Speeding Up Graph Learning Models with PyG and torch.compile
Date read: 13th October 2025
Blog link
Key Points
- Aim of post: explain how to overcome typical problems that arrive when using torch compile to speed up GNN related activities, specifically graph transformers.
- Blog focuses on doing this in PyTorch with the following tools:
- PyTorch Frame: embeds multi-model data (e.g. text, images, video) into shared embedding space
- PyG: handles message passing
- PyTorch Lighting: helps scale training processes onto GPU clusters.
- Torch compile:
- Takes standard PyTorch code and performs kernel fusion to create kernels which minimise memory reads amd writes, delivering large speed ups.
- It does however have its limitations, e.g.:
- Recompilation
- Host-device syncs
- Learning rate treated as constant
- Recompilation:
- When the assumptions made at compile time break, the code has to be recompiled.
- Common assumptions: data type, data shape, constants.

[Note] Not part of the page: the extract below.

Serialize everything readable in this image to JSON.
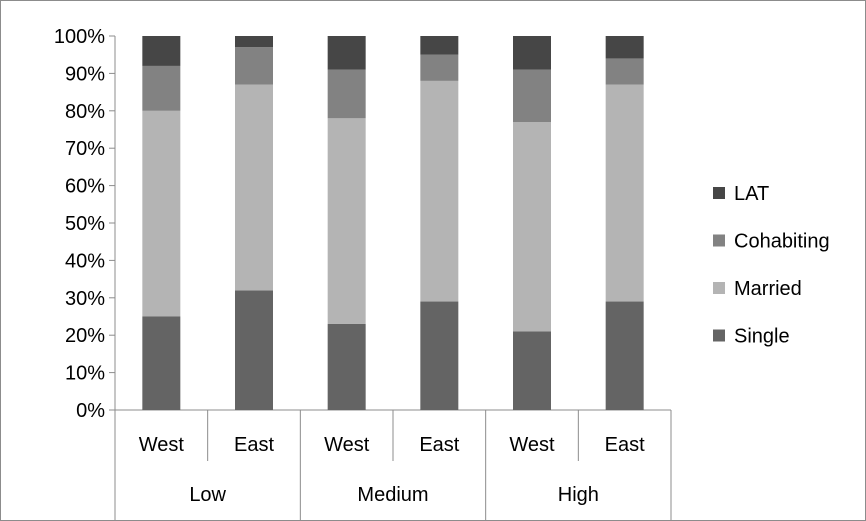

- Dynamic shapes are very common when using GNNs due to differing number of nodes.
- Tips:
- Set torch.compile(dynamic=True) to optimise for dynamic shapes.
- Set TORCH_LOGS=”recompiles” such that it is logged when you recompile and you can address the issues as required.
- LR treated as a constant:
- If LR is set to a float ti will be treated as a constant at compile time and require a recompile if changed.
- Set LR as a tensor to prevent this
- Graph breaks:
- Some code can’t be compiled and torch will return to eager mode for these steps.
- This breaks the compiled code into a set of kernels rather than just one.
- This causes unneccessary memory read and writes
- Tips:
- Set TORCH_LOGS=’graph_breaks’, which will log any graph breaks which can often be easily fixed.
- CUDA graphs:
- Set torch.compile(mode=’reduce-overhead’) to creates a CUDA graph which can be launched in one go from the CPU and reduce kernel launch overhead.
- Only use if the number of possible shapes is small as it will have recompile the instruction set for every individual size.
- Asynchronousity:
- Python usually launches GPU kernels and doesn’t wait for them to finish before continuing, unless it is explicitly told to in the code.
- Reduce this if possiblle by:
- Keep items as torch tensors rather than floats, ints etc
- Don’t print too often
- Don’t use item
- Be explicity with expected shape when possible